Несмотря на свое поражение возле Ворта, Мак-Магон был единственным французским генералом, способным более или менее на равных противостоять фон Мольтке. Если бы ему дали свободу действий и трусливые политики не вмешивались в его дела, он смог бы спасти Францию от худших последствий этой войны.

(обратно)

280

Читатели более позднего времени не упустят из виду не лишенное юмора совпадение: у Вильгельма II, короля Пруссии, был зубным врачом проворный американец, доктор Дэвис, и Наполеону III с его семьей тоже оказывал такие же услуги умелый янки, доктор Эванс.

(обратно)

281

Ему сказали много дружеских слов насчет сочувствия бедствующей Франции, но ни одно великое государство не пожелало применить единственное средство, которое могло бы остановить пруссаков, – угрозу оружием. После 1900 г., когда стала усиливаться пангерманская угроза, в Лондоне и Санкт-Петербурге немало жалели об этом своем молчаливом разрешении раздавить Францию.

(обратно)

282

Нет сомнения, что к ноябрю 1870 г. положение Франции и Парижа было почти безнадежным, и благоразумные люди уже советовали капитулировать.
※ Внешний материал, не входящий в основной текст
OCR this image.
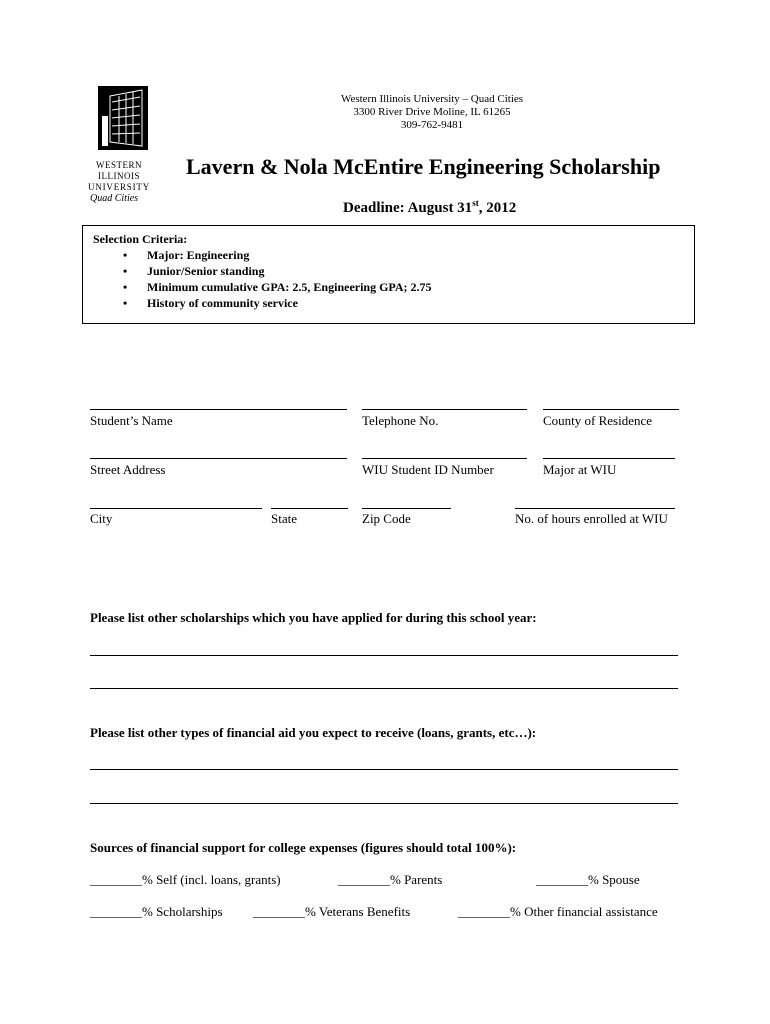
WESTERN
ILLINOIS
UNIVERSITY
Quad Cities
Western Illinois University – Quad Cities
3300 River Drive Moline, IL 61265
309-762-9481
Lavern & Nola McEntire Engineering Scholarship
Deadline: August 31st, 2012
Selection Criteria:
• Major: Engineering
• Junior/Senior standing
• Minimum cumulative GPA: 2.5, Engineering GPA; 2.75
• History of community service
Student’s Name	Telephone No.	County of Residence
Street Address	WIU Student ID Number	Major at WIU
City	State	Zip Code	No. of hours enrolled at WIU
Please list other scholarships which you have applied for during this school year:
Please list other types of financial aid you expect to receive (loans, grants, etc…):
Sources of financial support for college expenses (figures should total 100%):
________% Self (incl. loans, grants)	________% Parents	________% Spouse
________% Scholarships ________% Veterans Benefits	________% Other financial assistance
Однако генерал Дюкро (один из главных офицеров в Париже) выразил чувства очень многих людей, когда сказал Тьеру, что столица все-таки должна сражаться и выиграть время, чтобы страна собрала новые армии и опять попыталась идти в бой. «Вы говорите как солдат, а не как государственный деятель», – сказал Тьер. «Я говорю как государственный деятель, – ответил Дюкро. – Такая великая страна, как Франция, всегда возрождается после материального крушения, но никогда не сможет возродиться после морального крушения. Нынешнее поколение пострадает, но следующему принесет пользу честь, которую мы спасем». Дюкро был прав. Сопротивлением после Седана Франция спасла свою честь и сохранила чувство собственного достоинства. В муках зимы 1870/71 г. родился дух, который привел ее к победе 1918 г.

(обратно)

283

Позже те, кто оценивал действия Правительства национальной обороны, мудро говорили, что оно сделало большую ошибку, заперев в Париже такой большой гарнизон. Оно могло бы использовать эти войска лучше – для операций по снятию блокады. Не было опасности, что немцы станут штурмовать в лоб форты, защищавшие Париж.

(обратно)

284

В результате этого обстрела погибло 300 и было ранено более 2 тысяч гражданских лиц – мужчин, женщин и детей. Именно из-за таких поступков своих новых прусских хозяев эльзасцы так не желали им покориться.

(обратно)

285

После завершения боевых действий в 1873 г. Базена судил военный трибунал. Его обвиняли в грубом пренебрежении своим долгом за то, что он сдался так рано. Так и не удалось выяснить, почему он фактически предал Францию, вступив в политические переговоры с Бисмарком, и даже сообщил немцам важнейшую информацию, сказав, что в его армии кончается продовольствие. Вероятно, у него были какие-то злые намерения насчет того, чтобы вернуться в Париж в роли нового «восстановителя порядка». В сущности, он был совершенно бездарным человеком, хотя и обладал авантюризмом, типичным для тех, кого Вторая империя вознесла на вершину власти.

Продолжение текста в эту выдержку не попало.